By Rachel Goff
At the Moretown Select Board meeting that took place on Monday, June 16, the board continued to dig deeper into the terms and conditions it wants to see included in a new host-town agreement with Moretown Landfill, if the Route 2 facility re-opens. At the rate things are moving along at the state level, however, the town could have more time than it originally thought to get its side of the contract in order.
Last November, Moretown Landfill submitted an application to construct a fourth trash cell on site, but as of this week that application was still considered technically incomplete by the Vermont Agency of Natural Resources (ANR).
According to ANR Solid Waste Management program director Ben Gauthier, the Route 2 facility's application for Cell 4—which would double the size of Moretown Landfill and extend its life by 12 to 16 years—still lacks a complete groundwater corrective action plan (CAP), as the one the landfill recently submitted included "data gaps that they could only fill through additional sampling," he said, and "that data is necessary to finalizing the treatment design."
Once the data gaps are filled and the CAP is complete, however, Moretown Landfill's application "may require multiple rounds of review and response" between the ANR and the facility, Gauthier explained. "It is impossible to estimate a timeframe" for when the permit will be approved or denied, he said.
In the winter of 2012-13, the Moretown Development Review Board (DRB) held a series of public hearings concerning Moretown Landfill's first Cell 4 application, which was submitted by its previous owners, Interstate Waste Services. When Advanced Disposal took over ownership of the facility last September, it continued the hearings until eventually withdrawing the expansion application to focus on bringing the existing facility into compliance following a string of environmental violations issued by the ANR.

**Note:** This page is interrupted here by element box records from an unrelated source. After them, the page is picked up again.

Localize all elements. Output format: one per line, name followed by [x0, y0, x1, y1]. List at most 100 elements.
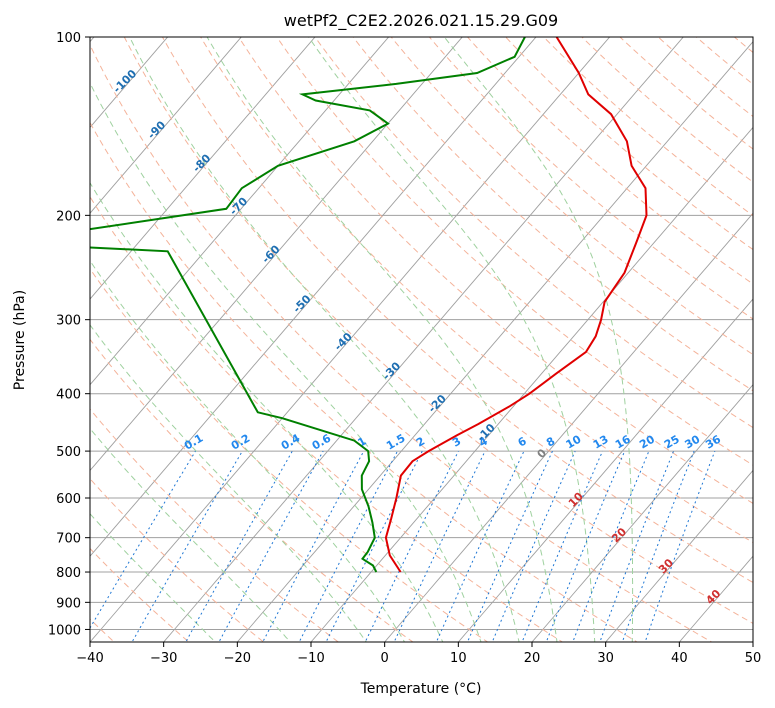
dry-adiabat-line	[90, 338, 414, 642]
dry-adiabat-line	[428, 37, 753, 320]
axes: −40 −30 −20 −10 0 10 20 30 40 5010009008007006005…	[48, 31, 761, 666]
moist-adiabat-line	[90, 181, 444, 642]
y-tick-label: 1000	[48, 623, 81, 638]
moist-adiabat-line	[90, 513, 216, 642]
x-tick-label: 50	[745, 651, 762, 666]
mixing-ratio-line	[466, 450, 553, 642]
y-tick-label: 800	[56, 566, 81, 581]
isotherm-label: -70	[227, 194, 250, 217]
mixing-ratio-line	[185, 450, 293, 642]
dry-adiabat-line	[619, 37, 753, 150]
mixing-ratio-label: 16	[613, 432, 633, 451]
isotherm-line	[90, 37, 463, 472]
dry-adiabat-line	[733, 37, 753, 54]
dry-adiabat-line	[276, 37, 753, 466]
mixing-ratio-line	[325, 450, 423, 642]
moist-adiabat-line	[129, 37, 520, 642]
dry-adiabat-line	[238, 37, 753, 504]
isotherm-line	[90, 37, 316, 300]
isotherm-line	[678, 555, 753, 642]
isotherm-line	[752, 641, 753, 642]
mixing-ratio-label: 30	[682, 432, 702, 451]
mixing-ratio-line	[393, 450, 486, 642]
isotherm-line	[236, 40, 753, 642]
mixing-ratio-label: 2	[414, 435, 427, 450]
mixing-ratio-label: 20	[637, 432, 657, 451]
isotherm-line	[605, 469, 753, 642]
moist-adiabat-line	[90, 427, 291, 642]
dry-adiabat-line	[90, 547, 190, 642]
x-tick-label: −40	[76, 651, 103, 666]
y-axis-label: Pressure (hPa)	[12, 290, 28, 390]
y-tick-label: 900	[56, 596, 81, 611]
isotherm-label: -20	[426, 392, 449, 415]
moist-adiabat-line	[90, 324, 367, 642]
dewpoint-profile-line	[90, 37, 526, 573]
y-tick-label: 200	[56, 209, 81, 224]
isotherm-label-warm: 10	[566, 490, 586, 510]
mixing-ratio-label: 8	[544, 435, 557, 450]
x-tick-label: −10	[297, 651, 324, 666]
isotherm-line	[90, 37, 242, 214]
dry-adiabat-line	[581, 37, 753, 183]
mixing-ratio-line	[298, 450, 398, 642]
x-axis-label: Temperature (°C)	[360, 681, 482, 697]
temperature-profile-line	[384, 37, 648, 573]
mixing-ratio-label: 6	[516, 434, 529, 449]
mixing-ratio-line	[545, 450, 626, 642]
moist-adiabat-line	[308, 37, 596, 642]
mixing-ratio-label: 0.4	[279, 431, 303, 452]
x-tick-label: −20	[224, 651, 251, 666]
mixing-ratio-line	[599, 450, 675, 642]
isotherm-label-warm: 30	[656, 556, 676, 576]
mixing-ratio-line	[621, 450, 695, 642]
isotherm-label: -100	[111, 67, 140, 96]
mixing-ratio-line	[364, 450, 459, 642]
dry-adiabat-line	[90, 478, 265, 642]
isotherm-line	[384, 212, 753, 642]
mixing-ratio-line	[572, 450, 650, 642]
moist-adiabat-line	[443, 37, 634, 642]
mixing-ratio-line	[262, 450, 365, 642]
mixing-ratio-line	[521, 450, 604, 642]
x-tick-label: 20	[524, 651, 541, 666]
chart-title: wetPf2_C2E2.2026.021.15.29.G09	[284, 11, 558, 31]
dry-adiabat-line	[200, 37, 753, 544]
isotherm-label: -40	[332, 330, 355, 353]
x-tick-label: 10	[450, 651, 467, 666]
mixing-ratio-line	[435, 450, 525, 642]
plot-frame	[89, 36, 754, 643]
dry-adiabat-line	[90, 43, 713, 642]
isotherm-line	[531, 384, 753, 642]
isotherm-label-warm: 20	[609, 525, 629, 545]
mixing-ratio-label: 0.6	[310, 431, 334, 452]
isotherm-line	[457, 298, 753, 642]
isotherm-line	[90, 37, 537, 557]
dry-adiabat-line	[90, 267, 489, 642]
isotherm-line	[310, 126, 753, 642]
isotherm-label: -60	[259, 242, 282, 265]
mixing-ratio-line	[218, 450, 324, 642]
dry-adiabat-line	[90, 408, 340, 642]
x-tick-label: 30	[597, 651, 614, 666]
isotherm-label-zero: 0	[535, 446, 550, 461]
dry-adiabat-line	[466, 37, 753, 285]
isotherm-label: -90	[145, 118, 168, 141]
plot-area: 0.1 0.2 0.4 0.6 1 1.5 2 3 4 6 8 10 13 16 20 25 30 36-100-…	[90, 24, 775, 654]
y-tick-label: 500	[56, 445, 81, 460]
isotherm-label: -50	[290, 292, 313, 315]
isotherm-line	[163, 37, 684, 642]
moist-adiabat-line	[90, 259, 406, 642]
moist-adiabat-line	[206, 37, 558, 642]
mixing-ratio-line	[90, 450, 196, 629]
dry-adiabat-line	[314, 37, 753, 429]
isotherm-line	[90, 37, 390, 386]
x-tick-label: −30	[150, 651, 177, 666]
dry-adiabat-line	[543, 37, 753, 217]
y-tick-label: 600	[56, 492, 81, 507]
dry-adiabat-line	[757, 24, 775, 654]
mixing-ratio-label: 0.1	[182, 432, 205, 453]
mixing-ratio-line	[131, 450, 243, 642]
mixing-ratio-line	[491, 450, 576, 642]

Last September, the Environmental Division of Vermont Superior Court approved and entered a consent order that affirmed the Agency of Natural Resources' (ANR) March 2013 denial of Moretown Landfill's application for certification renewal of Cells 2 and 3, which the landfill had appealed.
The consent order prohibited Moretown Landfill from accepting waste and required the Route 2 facility to cap its cells, to investigate and remediate groundwater contamination and to draft and implement an Agency-approved odor control plan. In other words, the consent order "requires prompt and orderly closure along with extensive remedial efforts ... to ensure that the landfill will not negatively affect nearby residents or the environment," ANR Department of Environmental Conservation commissioner David K. Mears said, and any plans to expand and re-open the landfill must also meet those same standards.